Magazine published between 1884 and 1888

The journal At-Tabib (“The doctor“) was edited between 1884 and 1885 by the Lebanese linguist and journalist Ibrāhīm al-Yāziǧī (1847-1906) as well as by Bišāra Zalzal (1851-1905) and Ḫalīl Saʿāda. In total, they published 24 numbers in one year in Beirut, coming out every two weeks. The predecessor of At-Tabib, Ahbār Tibbiya (“medical notifications”), had already been founded in 1874 by George E. Post (1838-1909). Being a member of the American Mission in Beirut as well as a professor at the Medical School of the Syrian Protestant College (nowadays the American University of Beirut, AUB), post created a medical journal for the College's students.

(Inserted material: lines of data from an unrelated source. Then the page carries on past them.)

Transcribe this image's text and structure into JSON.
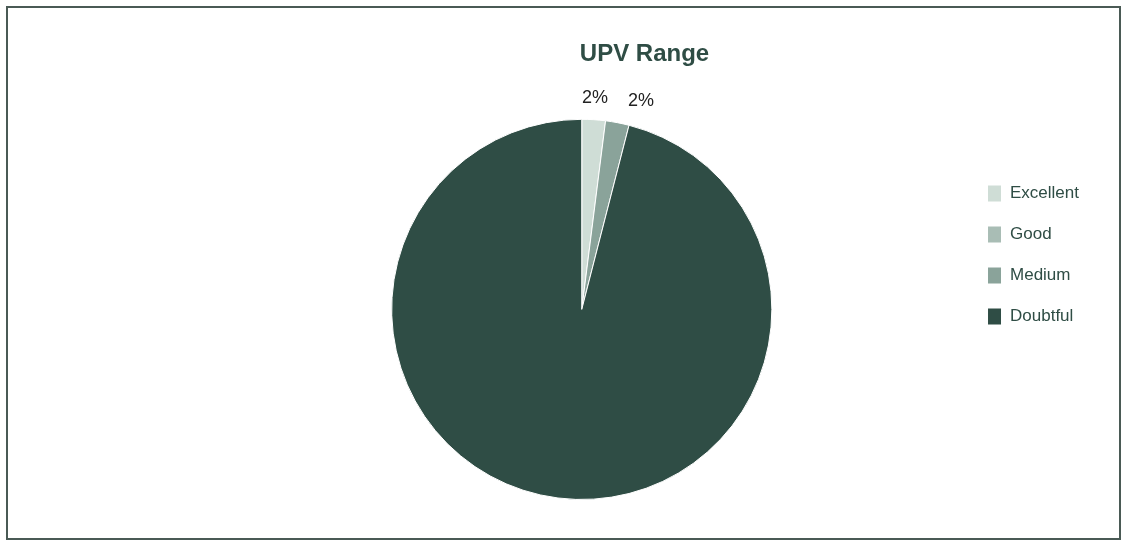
{
  "chart_data": {
    "type": "pie",
    "title": "UPV Range",
    "categories": [
      "Excellent",
      "Good",
      "Medium",
      "Doubtful"
    ],
    "values": [
      2,
      0,
      2,
      96
    ],
    "colors": [
      "#cfddd6",
      "#a9bdb5",
      "#8aa39a",
      "#2f4d45"
    ],
    "value_labels": [
      "2%",
      null,
      "2%",
      null
    ],
    "legend": "right"
  }
}
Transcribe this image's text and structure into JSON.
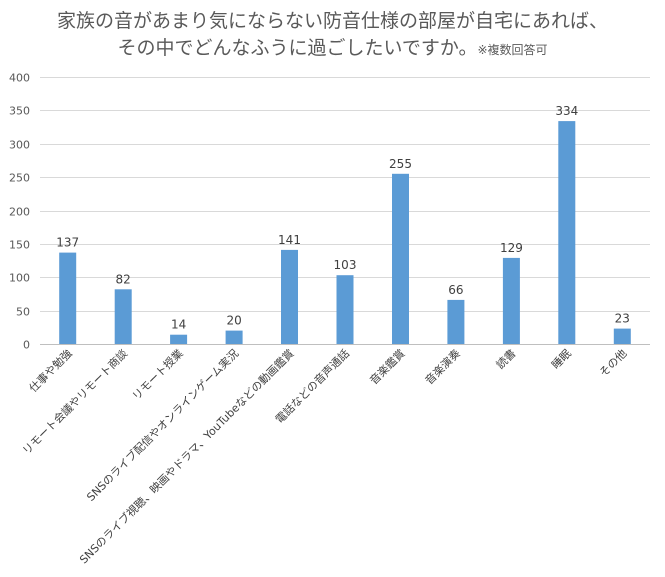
{
  "title": {
    "line1": "家族の音があまり気にならない防音仕様の部屋が自宅にあれば、",
    "line2": "その中でどんなふうに過ごしたいですか。",
    "note": "※複数回答可"
  },
  "colors": {
    "bar": "#5B9BD5",
    "grid": "#D9D9D9",
    "axis": "#BFBFBF"
  },
  "chart_data": {
    "type": "bar",
    "title": "家族の音があまり気にならない防音仕様の部屋が自宅にあれば、その中でどんなふうに過ごしたいですか。※複数回答可",
    "xlabel": "",
    "ylabel": "",
    "ylim": [
      0,
      400
    ],
    "yticks": [
      0,
      50,
      100,
      150,
      200,
      250,
      300,
      350,
      400
    ],
    "grid": true,
    "legend": "none",
    "categories": [
      "仕事や勉強",
      "リモート会議やリモート商談",
      "リモート授業",
      "SNSのライブ配信やオンラインゲーム実況",
      "SNSのライブ視聴、映画やドラマ、YouTubeなどの動画鑑賞",
      "電話などの音声通話",
      "音楽鑑賞",
      "音楽演奏",
      "読書",
      "睡眠",
      "その他"
    ],
    "values": [
      137,
      82,
      14,
      20,
      141,
      103,
      255,
      66,
      129,
      334,
      23
    ]
  }
}
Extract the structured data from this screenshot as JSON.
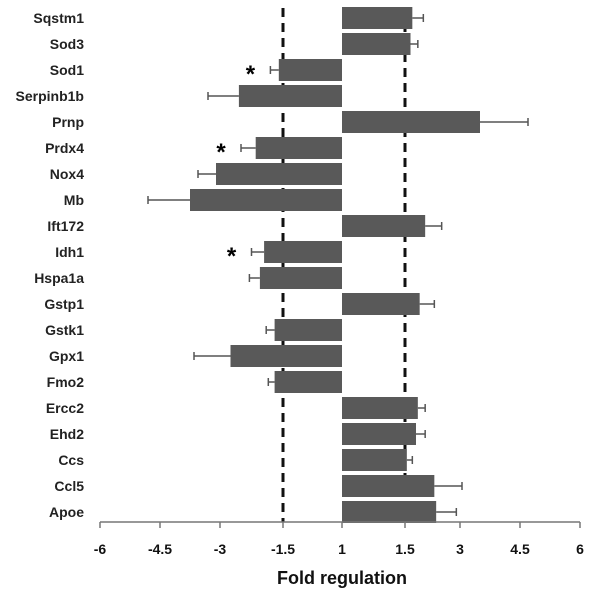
{
  "chart_data": {
    "type": "bar",
    "orientation": "horizontal",
    "xlabel": "Fold regulation",
    "ylabel": "",
    "x_ticks": [
      "-6",
      "-4.5",
      "-3",
      "-1.5",
      "1",
      "1.5",
      "3",
      "4.5",
      "6"
    ],
    "x_tick_values": [
      -6,
      -4.5,
      -3,
      -1.5,
      0,
      1.5,
      3,
      4.5,
      6
    ],
    "xlim": [
      -6,
      6
    ],
    "threshold_lines": [
      -1.5,
      1.5
    ],
    "bar_color": "#595959",
    "grid": false,
    "categories": [
      "Sqstm1",
      "Sod3",
      "Sod1",
      "Serpinb1b",
      "Prnp",
      "Prdx4",
      "Nox4",
      "Mb",
      "Ift172",
      "Idh1",
      "Hspa1a",
      "Gstp1",
      "Gstk1",
      "Gpx1",
      "Fmo2",
      "Ercc2",
      "Ehd2",
      "Ccs",
      "Ccl5",
      "Apoe"
    ],
    "values": [
      1.7,
      1.65,
      -1.6,
      -2.55,
      3.5,
      -2.15,
      -3.1,
      -3.75,
      2.05,
      -1.95,
      -2.05,
      1.9,
      -1.7,
      -2.75,
      -1.7,
      1.85,
      1.8,
      1.55,
      2.3,
      2.35
    ],
    "errors": [
      0.3,
      0.2,
      0.2,
      0.75,
      1.2,
      0.35,
      0.45,
      1.05,
      0.45,
      0.3,
      0.25,
      0.4,
      0.2,
      0.9,
      0.15,
      0.2,
      0.25,
      0.15,
      0.75,
      0.55
    ],
    "significant": [
      false,
      false,
      true,
      false,
      false,
      true,
      false,
      false,
      false,
      true,
      false,
      false,
      false,
      false,
      false,
      false,
      false,
      false,
      false,
      false
    ],
    "significance_marker": "*"
  }
}
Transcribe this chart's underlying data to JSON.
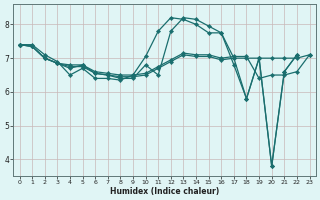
{
  "xlabel": "Humidex (Indice chaleur)",
  "bg_color": "#e0f5f5",
  "grid_color": "#c8b8b8",
  "line_color": "#1a6e6e",
  "x_ticks": [
    0,
    1,
    2,
    3,
    4,
    5,
    6,
    7,
    8,
    9,
    10,
    11,
    12,
    13,
    14,
    15,
    16,
    17,
    18,
    19,
    20,
    21,
    22,
    23
  ],
  "ylim": [
    3.5,
    8.6
  ],
  "xlim": [
    -0.5,
    23.5
  ],
  "series": [
    [
      7.4,
      7.4,
      7.1,
      6.9,
      6.5,
      6.7,
      6.4,
      6.4,
      6.35,
      6.5,
      7.05,
      7.8,
      8.2,
      8.15,
      8.0,
      7.75,
      7.75,
      7.0,
      5.8,
      7.0,
      3.8,
      6.6,
      7.1,
      null
    ],
    [
      7.4,
      7.35,
      7.0,
      6.85,
      6.75,
      6.75,
      6.55,
      6.5,
      6.45,
      6.45,
      6.5,
      6.7,
      6.9,
      7.1,
      7.05,
      7.05,
      6.95,
      7.0,
      7.0,
      7.0,
      7.0,
      7.0,
      7.0,
      7.1
    ],
    [
      7.4,
      7.35,
      7.0,
      6.85,
      6.8,
      6.8,
      6.6,
      6.55,
      6.5,
      6.5,
      6.55,
      6.75,
      6.95,
      7.15,
      7.1,
      7.1,
      7.0,
      7.05,
      7.05,
      6.4,
      6.5,
      6.5,
      6.6,
      7.1
    ],
    [
      7.4,
      7.35,
      7.0,
      6.85,
      6.7,
      6.8,
      6.55,
      6.5,
      6.4,
      6.4,
      6.8,
      6.5,
      7.8,
      8.2,
      8.15,
      7.95,
      7.75,
      6.8,
      5.8,
      7.0,
      3.8,
      6.6,
      7.1,
      null
    ]
  ]
}
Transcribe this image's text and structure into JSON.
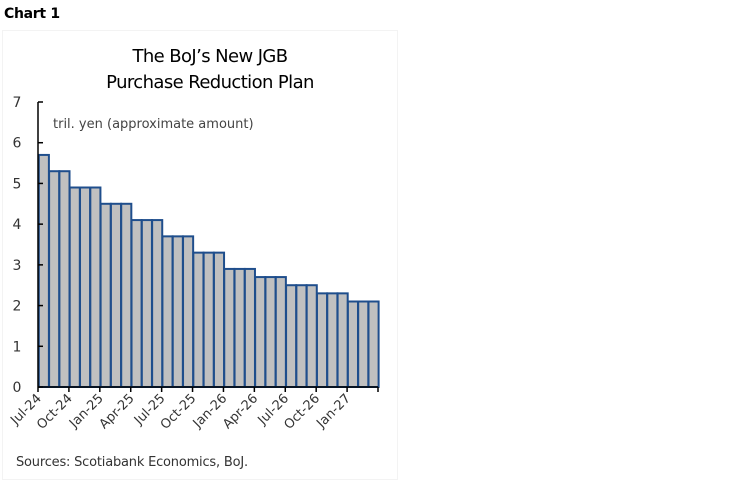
{
  "header": {
    "chart_label": "Chart 1"
  },
  "chart_data": {
    "type": "bar",
    "title": "The BoJ’s New JGB Purchase Reduction Plan",
    "title_lines": [
      "The BoJ’s New JGB",
      "Purchase Reduction Plan"
    ],
    "annotation": "tril. yen (approximate amount)",
    "xlabel": "",
    "ylabel": "",
    "ylim": [
      0,
      7
    ],
    "yticks": [
      0,
      1,
      2,
      3,
      4,
      5,
      6,
      7
    ],
    "grid": false,
    "legend": null,
    "xtick_labels": [
      "Jul-24",
      "Oct-24",
      "Jan-25",
      "Apr-25",
      "Jul-25",
      "Oct-25",
      "Jan-26",
      "Apr-26",
      "Jul-26",
      "Oct-26",
      "Jan-27"
    ],
    "categories": [
      "Jul-24",
      "Aug-24",
      "Sep-24",
      "Oct-24",
      "Nov-24",
      "Dec-24",
      "Jan-25",
      "Feb-25",
      "Mar-25",
      "Apr-25",
      "May-25",
      "Jun-25",
      "Jul-25",
      "Aug-25",
      "Sep-25",
      "Oct-25",
      "Nov-25",
      "Dec-25",
      "Jan-26",
      "Feb-26",
      "Mar-26",
      "Apr-26",
      "May-26",
      "Jun-26",
      "Jul-26",
      "Aug-26",
      "Sep-26",
      "Oct-26",
      "Nov-26",
      "Dec-26",
      "Jan-27",
      "Feb-27",
      "Mar-27"
    ],
    "values": [
      5.7,
      5.3,
      5.3,
      4.9,
      4.9,
      4.9,
      4.5,
      4.5,
      4.5,
      4.1,
      4.1,
      4.1,
      3.7,
      3.7,
      3.7,
      3.3,
      3.3,
      3.3,
      2.9,
      2.9,
      2.9,
      2.7,
      2.7,
      2.7,
      2.5,
      2.5,
      2.5,
      2.3,
      2.3,
      2.3,
      2.1,
      2.1,
      2.1
    ],
    "colors": {
      "bar_fill": "#c0c0c0",
      "bar_edge": "#1f4e8c",
      "axis": "#000000"
    }
  },
  "footer": {
    "source": "Sources: Scotiabank Economics, BoJ."
  }
}
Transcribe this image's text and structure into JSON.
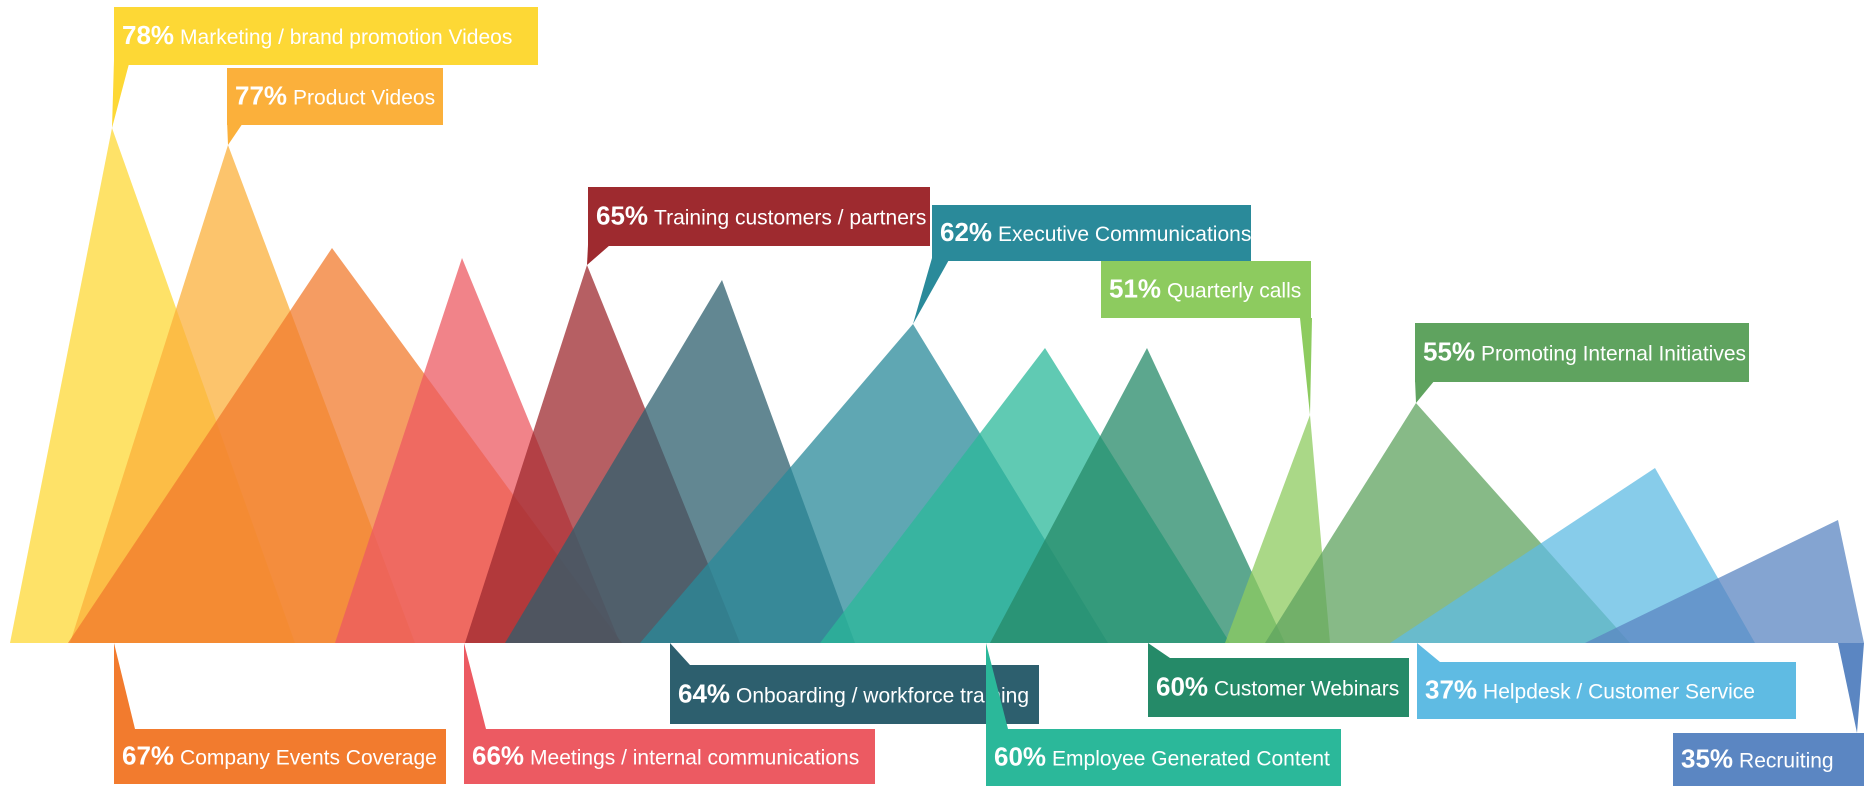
{
  "chart_data": {
    "type": "area",
    "title": "",
    "series": [
      {
        "label": "Marketing / brand promotion Videos",
        "value": 78,
        "color": "#FDD835"
      },
      {
        "label": "Product Videos",
        "value": 77,
        "color": "#FBB03B"
      },
      {
        "label": "Company Events Coverage",
        "value": 67,
        "color": "#F27B2E"
      },
      {
        "label": "Meetings / internal communications",
        "value": 66,
        "color": "#EC5A62"
      },
      {
        "label": "Training customers / partners",
        "value": 65,
        "color": "#9E2A2F"
      },
      {
        "label": "Onboarding / workforce training",
        "value": 64,
        "color": "#2D5F6E"
      },
      {
        "label": "Executive Communications",
        "value": 62,
        "color": "#2A8A9A"
      },
      {
        "label": "Employee Generated Content",
        "value": 60,
        "color": "#2BB89A"
      },
      {
        "label": "Customer Webinars",
        "value": 60,
        "color": "#258A68"
      },
      {
        "label": "Quarterly calls",
        "value": 51,
        "color": "#8DCB5F"
      },
      {
        "label": "Promoting Internal Initiatives",
        "value": 55,
        "color": "#5FA35F"
      },
      {
        "label": "Helpdesk / Customer Service",
        "value": 37,
        "color": "#5FBBE3"
      },
      {
        "label": "Recruiting",
        "value": 35,
        "color": "#5B86C2"
      }
    ]
  }
}
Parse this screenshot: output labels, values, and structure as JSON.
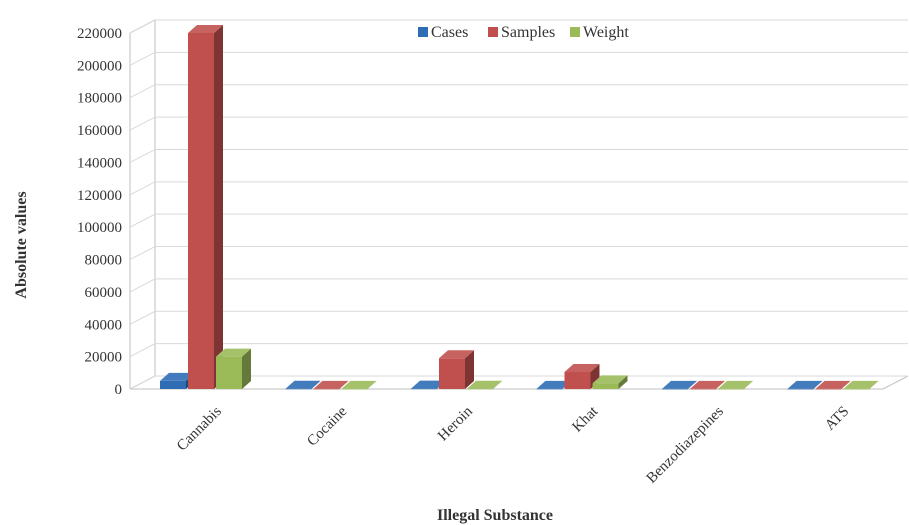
{
  "chart_data": {
    "type": "bar",
    "style": "3d-clustered-column",
    "title": "",
    "xlabel": "Illegal Substance",
    "ylabel": "Absolute values",
    "categories": [
      "Cannabis",
      "Cocaine",
      "Heroin",
      "Khat",
      "Benzodiazepines",
      "ATS"
    ],
    "series": [
      {
        "name": "Cases",
        "color": "#2E6DB4",
        "values": [
          5000,
          150,
          200,
          100,
          50,
          50
        ]
      },
      {
        "name": "Samples",
        "color": "#C0504D",
        "values": [
          220000,
          100,
          19000,
          10500,
          50,
          50
        ]
      },
      {
        "name": "Weight",
        "color": "#9BBB59",
        "values": [
          20000,
          80,
          150,
          3500,
          50,
          50
        ]
      }
    ],
    "ylim": [
      0,
      220000
    ],
    "yticks": [
      "0",
      "20000",
      "40000",
      "60000",
      "80000",
      "100000",
      "120000",
      "140000",
      "160000",
      "180000",
      "200000",
      "220000"
    ],
    "grid": true,
    "legend": "top-center"
  }
}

After taking over the post of editor in chief, al-Yāziǧī changed it into an encyclopedic educational publication that now bore the subtitle Maǧalla ṭibbīya ʿilmīya ṣināʿīya and was guided by the examples of Al-Jinan and Al-Muqtataf. The content of its articles was medical, scientific, literary and linguistic. Even though he failed with At-Tabib, it was only some years later that al-Yāziǧī published two other periodicals in Cairo: Al Bayan and Ad-Diya.

Al-Tabib was republished in 1895 and until 1914 by Iskandar al-Baroudi.